The Israeli government, led by Prime Minister Benjamin Netanyahu and his far-right coalition, remains resolute. Finance Minister Bezalel Smotrich has publicly advocated for a vision that includes defeating and isolating Hamas, annexing parts of Gaza, opening the territory’s gates to facilitate Palestinian departure, and even cutting off water and food to those who remain in Gaza City. “Israel should cut water and food off to those who remain in Gaza City, so Israeli soldiers don’t face a ‘well-fed enemy,’” Smotrich declared, as reported by NPR.
This hardline stance has not gone unchallenged within Israel. Hundreds of former Israeli security officials have called for an end to the war, and massive protests have erupted in Tel Aviv and other cities, demanding a ceasefire and the release of hostages held by Hamas. Nevertheless, the government has found tacit support for its Gaza City offensive from former U.S. President Donald Trump, further complicating the international diplomatic landscape.
The situation is further inflamed by recent Israeli strikes beyond Gaza’s borders. Over the weekend prior to August 31, Israeli forces reportedly killed the main spokesman of Hamas in Gaza. Just days earlier, an Israeli airstrike in Yemen’s capital targeted and killed the Houthi prime minister and other ministers.
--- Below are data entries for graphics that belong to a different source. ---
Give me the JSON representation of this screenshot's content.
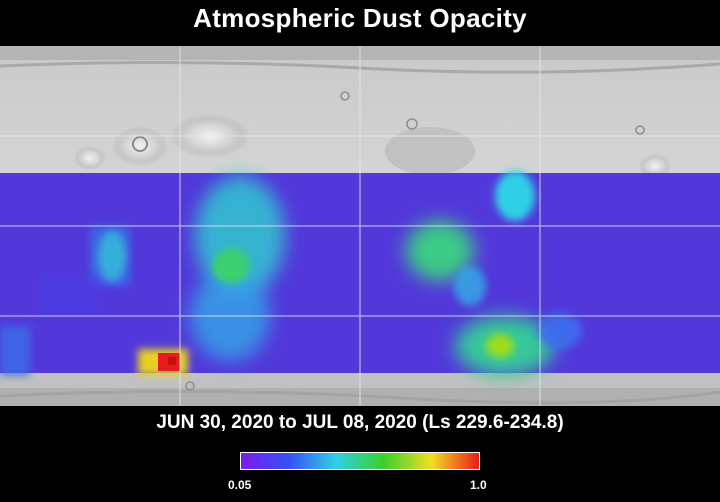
{
  "title": "Atmospheric Dust Opacity",
  "subtitle": "JUN 30, 2020 to JUL 08, 2020 (Ls 229.6-234.8)",
  "colorbar": {
    "min_label": "0.05",
    "max_label": "1.0",
    "colors": [
      "#7a1bf0",
      "#3650f3",
      "#2fd0e6",
      "#3ad02a",
      "#f0e020",
      "#e81c1c"
    ]
  },
  "map": {
    "base_color": "#5a34d8",
    "dust_features": [
      {
        "id": "a",
        "color": "#30c8d0",
        "level": 0.45
      },
      {
        "id": "b",
        "color": "#3ad070",
        "level": 0.55
      },
      {
        "id": "c",
        "color": "#3ad070",
        "level": 0.55
      },
      {
        "id": "d",
        "color": "#2fd0e6",
        "level": 0.45
      },
      {
        "id": "e",
        "color": "#9cdc1e",
        "level": 0.7
      },
      {
        "id": "f",
        "color": "#e81c1c",
        "level": 1.0
      }
    ]
  }
}
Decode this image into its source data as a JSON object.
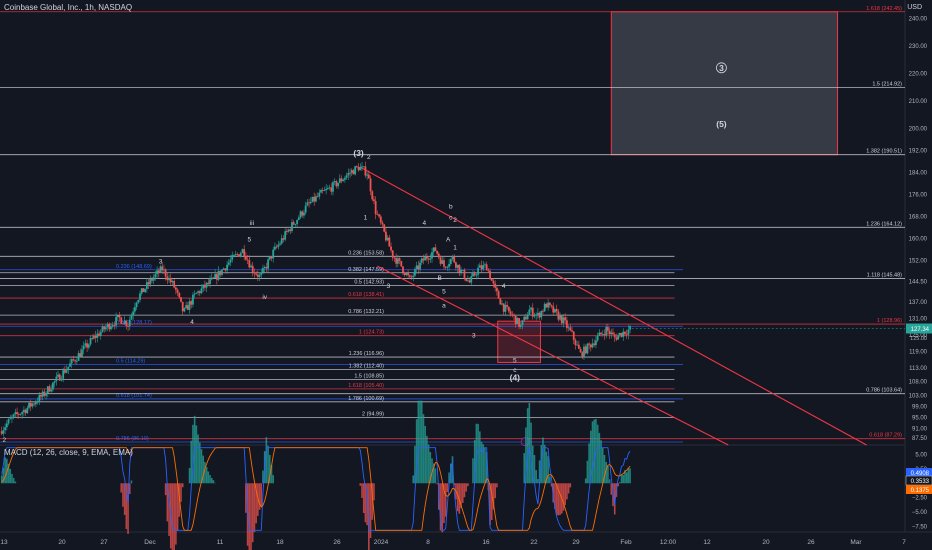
{
  "header": {
    "symbol_title": "Coinbase Global, Inc., 1h, NASDAQ",
    "currency": "USD",
    "macd_title": "MACD (12, 26, close, 9, EMA, EMA)"
  },
  "colors": {
    "background": "#131722",
    "fib_white": "#d1d4dc",
    "fib_red": "#f23645",
    "fib_blue": "#2962ff",
    "up_candle": "#26a69a",
    "down_candle": "#ef5350",
    "trendline": "#f23645",
    "macd_line": "#2962ff",
    "signal_line": "#ff6d00"
  },
  "chart_data": {
    "type": "candlestick",
    "title": "Coinbase Global, Inc., 1h, NASDAQ",
    "y_axis": {
      "unit": "USD",
      "ylim": [
        85,
        246
      ],
      "ticks": [
        87.5,
        91.0,
        95.0,
        99.0,
        103.0,
        108.0,
        113.0,
        119.0,
        125.0,
        131.0,
        137.0,
        144.5,
        152.0,
        160.0,
        168.0,
        176.0,
        184.0,
        192.0,
        200.0,
        210.0,
        220.0,
        230.0,
        240.0
      ],
      "tick_labels": [
        "87.50",
        "91.00",
        "95.00",
        "99.00",
        "103.00",
        "108.00",
        "113.00",
        "119.00",
        "125.00",
        "131.00",
        "137.00",
        "144.50",
        "152.00",
        "160.00",
        "168.00",
        "176.00",
        "184.00",
        "192.00",
        "200.00",
        "210.00",
        "220.00",
        "230.00",
        "240.00"
      ]
    },
    "x_axis": {
      "tick_labels": [
        "13",
        "20",
        "27",
        "Dec",
        "11",
        "18",
        "26",
        "2024",
        "8",
        "16",
        "22",
        "29",
        "Feb",
        "12:00",
        "12",
        "20",
        "26",
        "Mar",
        "7"
      ]
    },
    "current_price": {
      "value": 127.34,
      "label": "127.34",
      "secondary_label": "125.00"
    },
    "price_path": [
      {
        "t": 0,
        "p": 90
      },
      {
        "t": 1.5,
        "p": 95
      },
      {
        "t": 3,
        "p": 98
      },
      {
        "t": 5,
        "p": 103
      },
      {
        "t": 7,
        "p": 110
      },
      {
        "t": 9,
        "p": 117
      },
      {
        "t": 11,
        "p": 124
      },
      {
        "t": 12.5,
        "p": 128
      },
      {
        "t": 14,
        "p": 131
      },
      {
        "t": 15,
        "p": 129
      },
      {
        "t": 16,
        "p": 138
      },
      {
        "t": 18,
        "p": 146
      },
      {
        "t": 19,
        "p": 149
      },
      {
        "t": 20.5,
        "p": 142
      },
      {
        "t": 21.5,
        "p": 133
      },
      {
        "t": 23,
        "p": 140
      },
      {
        "t": 25,
        "p": 145
      },
      {
        "t": 27,
        "p": 152
      },
      {
        "t": 28.5,
        "p": 156
      },
      {
        "t": 29.5,
        "p": 149
      },
      {
        "t": 30.5,
        "p": 146
      },
      {
        "t": 32,
        "p": 155
      },
      {
        "t": 34,
        "p": 164
      },
      {
        "t": 36,
        "p": 172
      },
      {
        "t": 37.5,
        "p": 176
      },
      {
        "t": 39,
        "p": 179
      },
      {
        "t": 41,
        "p": 184
      },
      {
        "t": 42,
        "p": 186
      },
      {
        "t": 43,
        "p": 184
      },
      {
        "t": 44,
        "p": 170
      },
      {
        "t": 45,
        "p": 162
      },
      {
        "t": 46,
        "p": 154
      },
      {
        "t": 47,
        "p": 150
      },
      {
        "t": 48,
        "p": 145
      },
      {
        "t": 49.5,
        "p": 152
      },
      {
        "t": 51,
        "p": 156
      },
      {
        "t": 52,
        "p": 150
      },
      {
        "t": 53,
        "p": 153
      },
      {
        "t": 54,
        "p": 148
      },
      {
        "t": 55,
        "p": 144
      },
      {
        "t": 56,
        "p": 149
      },
      {
        "t": 57,
        "p": 150
      },
      {
        "t": 58,
        "p": 141
      },
      {
        "t": 59,
        "p": 135
      },
      {
        "t": 60,
        "p": 132
      },
      {
        "t": 61,
        "p": 128
      },
      {
        "t": 62,
        "p": 134
      },
      {
        "t": 63,
        "p": 132
      },
      {
        "t": 64,
        "p": 136
      },
      {
        "t": 65,
        "p": 133
      },
      {
        "t": 66,
        "p": 130
      },
      {
        "t": 67,
        "p": 125
      },
      {
        "t": 68,
        "p": 118
      },
      {
        "t": 69,
        "p": 121
      },
      {
        "t": 70,
        "p": 124
      },
      {
        "t": 71,
        "p": 127
      },
      {
        "t": 72,
        "p": 124
      },
      {
        "t": 73,
        "p": 126
      },
      {
        "t": 74,
        "p": 127.34
      }
    ],
    "fib_levels": [
      {
        "group": "blue",
        "ratio": "0.236",
        "label": "0.236 (148.69)",
        "value": 148.69,
        "side": "left"
      },
      {
        "group": "blue",
        "ratio": "0.382",
        "label": "0.382 (128.17)",
        "value": 128.17,
        "side": "left"
      },
      {
        "group": "blue",
        "ratio": "0.5",
        "label": "0.5 (114.29)",
        "value": 114.29,
        "side": "left"
      },
      {
        "group": "blue",
        "ratio": "0.618",
        "label": "0.618 (101.74)",
        "value": 101.74,
        "side": "left"
      },
      {
        "group": "blue",
        "ratio": "0.786",
        "label": "0.786 (86.10)",
        "value": 86.1,
        "side": "left"
      },
      {
        "group": "white",
        "ratio": "0.236",
        "label": "0.236 (153.58)",
        "value": 153.58,
        "side": "mid"
      },
      {
        "group": "white",
        "ratio": "0.382",
        "label": "0.382 (147.59)",
        "value": 147.59,
        "side": "mid"
      },
      {
        "group": "white",
        "ratio": "0.5",
        "label": "0.5 (142.93)",
        "value": 142.93,
        "side": "mid"
      },
      {
        "group": "red",
        "ratio": "0.618",
        "label": "0.618 (138.41)",
        "value": 138.41,
        "side": "mid"
      },
      {
        "group": "white",
        "ratio": "0.786",
        "label": "0.786 (132.21)",
        "value": 132.21,
        "side": "mid"
      },
      {
        "group": "red",
        "ratio": "1",
        "label": "1 (124.73)",
        "value": 124.73,
        "side": "mid"
      },
      {
        "group": "white",
        "ratio": "1.236",
        "label": "1.236 (116.96)",
        "value": 116.96,
        "side": "mid"
      },
      {
        "group": "white",
        "ratio": "1.382",
        "label": "1.382 (112.40)",
        "value": 112.4,
        "side": "mid"
      },
      {
        "group": "white",
        "ratio": "1.5",
        "label": "1.5 (108.85)",
        "value": 108.85,
        "side": "mid"
      },
      {
        "group": "red",
        "ratio": "1.618",
        "label": "1.618 (105.40)",
        "value": 105.4,
        "side": "mid"
      },
      {
        "group": "white",
        "ratio": "1.786",
        "label": "1.786 (100.69)",
        "value": 100.69,
        "side": "mid"
      },
      {
        "group": "white",
        "ratio": "2",
        "label": "2 (94.99)",
        "value": 94.99,
        "side": "mid"
      },
      {
        "group": "red",
        "ratio": "1.618",
        "label": "1.618 (242.45)",
        "value": 242.45,
        "side": "right"
      },
      {
        "group": "white",
        "ratio": "1.5",
        "label": "1.5 (214.92)",
        "value": 214.92,
        "side": "right"
      },
      {
        "group": "white",
        "ratio": "1.382",
        "label": "1.382 (190.51)",
        "value": 190.51,
        "side": "right"
      },
      {
        "group": "white",
        "ratio": "1.236",
        "label": "1.236 (164.12)",
        "value": 164.12,
        "side": "right"
      },
      {
        "group": "white",
        "ratio": "1.118",
        "label": "1.118 (145.48)",
        "value": 145.48,
        "side": "right"
      },
      {
        "group": "red",
        "ratio": "1",
        "label": "1 (128.96)",
        "value": 128.96,
        "side": "right"
      },
      {
        "group": "white",
        "ratio": "0.786",
        "label": "0.786 (103.64)",
        "value": 103.64,
        "side": "right"
      },
      {
        "group": "red",
        "ratio": "0.618",
        "label": "0.618 (87.29)",
        "value": 87.29,
        "side": "right"
      }
    ],
    "wave_labels": [
      {
        "text": "(3)",
        "t": 42,
        "p": 190
      },
      {
        "text": "2",
        "t": 43.2,
        "p": 189
      },
      {
        "text": "iii",
        "t": 29.5,
        "p": 165
      },
      {
        "text": "iv",
        "t": 31,
        "p": 138
      },
      {
        "text": "5",
        "t": 29.2,
        "p": 159
      },
      {
        "text": "3",
        "t": 18.8,
        "p": 151
      },
      {
        "text": "4",
        "t": 22.5,
        "p": 129
      },
      {
        "text": "2",
        "t": 0.5,
        "p": 86
      },
      {
        "text": "1",
        "t": 42.8,
        "p": 167
      },
      {
        "text": "3",
        "t": 45.5,
        "p": 142
      },
      {
        "text": "4",
        "t": 49.7,
        "p": 165
      },
      {
        "text": "A",
        "t": 52.5,
        "p": 159
      },
      {
        "text": "B",
        "t": 51.5,
        "p": 145
      },
      {
        "text": "5",
        "t": 52,
        "p": 140
      },
      {
        "text": "b",
        "t": 52.8,
        "p": 171
      },
      {
        "text": "c",
        "t": 52.8,
        "p": 167
      },
      {
        "text": "2",
        "t": 53.3,
        "p": 166
      },
      {
        "text": "1",
        "t": 53.3,
        "p": 156
      },
      {
        "text": "a",
        "t": 52,
        "p": 135
      },
      {
        "text": "4",
        "t": 59,
        "p": 142
      },
      {
        "text": "3",
        "t": 55.5,
        "p": 124
      },
      {
        "text": "5",
        "t": 60.3,
        "p": 115
      },
      {
        "text": "c",
        "t": 60.3,
        "p": 111.5
      },
      {
        "text": "(4)",
        "t": 60.3,
        "p": 108.5
      },
      {
        "text": "3",
        "t": 84.5,
        "p": 221,
        "circled": true
      },
      {
        "text": "(5)",
        "t": 84.5,
        "p": 200.5
      }
    ],
    "target_zones": [
      {
        "t0": 58.3,
        "t1": 63.3,
        "p_low": 115,
        "p_high": 130
      },
      {
        "t0": 71.6,
        "t1": 98.1,
        "p_low": 190.51,
        "p_high": 242.45
      }
    ],
    "trendlines": [
      {
        "t0": 42.2,
        "p0": 186,
        "t1": 101.5,
        "p1": 85
      },
      {
        "t0": 44.2,
        "p0": 150,
        "t1": 85.3,
        "p1": 85
      }
    ],
    "macd": {
      "title": "MACD (12, 26, close, 9, EMA, EMA)",
      "params": [
        12,
        26,
        9
      ],
      "values": {
        "macd": 0.4908,
        "signal": 0.3533,
        "histogram": 0.1375
      },
      "value_labels": [
        "0.4908",
        "0.3533",
        "0.1375"
      ],
      "y_ticks": [
        5.0,
        2.5,
        0,
        -2.5,
        -5.0,
        -7.5
      ],
      "y_tick_labels": [
        "5.00",
        "2.50",
        "",
        "−2.50",
        "−5.00",
        "−7.50"
      ],
      "ylim": [
        -8.5,
        6.5
      ]
    }
  }
}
The Houthis, backed by Iran, have been launching missiles at Israel throughout the conflict, heightening regional tensions and prompting the Israeli Cabinet to convene in a secret location in anticipation of possible retaliatory attacks.
On the ground, the toll on civilians is staggering. Families like that of Mohammed Haboush, who fled their neighborhood in Saftawi under fire, see the latest assault as part of a broader plan to displace Palestinians permanently. “They want to displace us and push us out of the territory,” Haboush told NPR. The United Nations and aid groups warn that nowhere in Gaza is equipped to absorb the influx of people from the north, especially as half of Gaza’s partially functioning hospitals are located in Gaza City and the surrounding areas. The prospect of moving nearly a million people—many of whom are already sick, hungry, or wounded—seems logistically and morally daunting.
Israel’s military insists that evacuation is “inevitable,” and has published maps indicating supposed “vast empty areas in southern Gaza” for Palestinians to seek refuge. However, as Professor Garb points out, “some of the other slivers of territory supposedly available are full of tents or are uninhabited because they’re unsteady sand dunes.” The confusion and fear are palpable, with civilians caught between the advancing Israeli military and the uncertainty of what awaits them in the south.
As the offensive intensifies, the world watches with growing alarm. The International Committee of the Red Cross and other humanitarian organizations have sounded the alarm, warning that a mass evacuation under current conditions is not only unsafe, but impossible to carry out without catastrophic consequences. With nearly 90% of Gaza now off-limits and aid deliveries dwindling, the fate of Gaza City’s residents hangs in the balance.
In this moment of crisis, the choices made by leaders on all sides—and the resilience of Gaza’s civilians—will shape not only the outcome of this offensive, but the future of the region itself.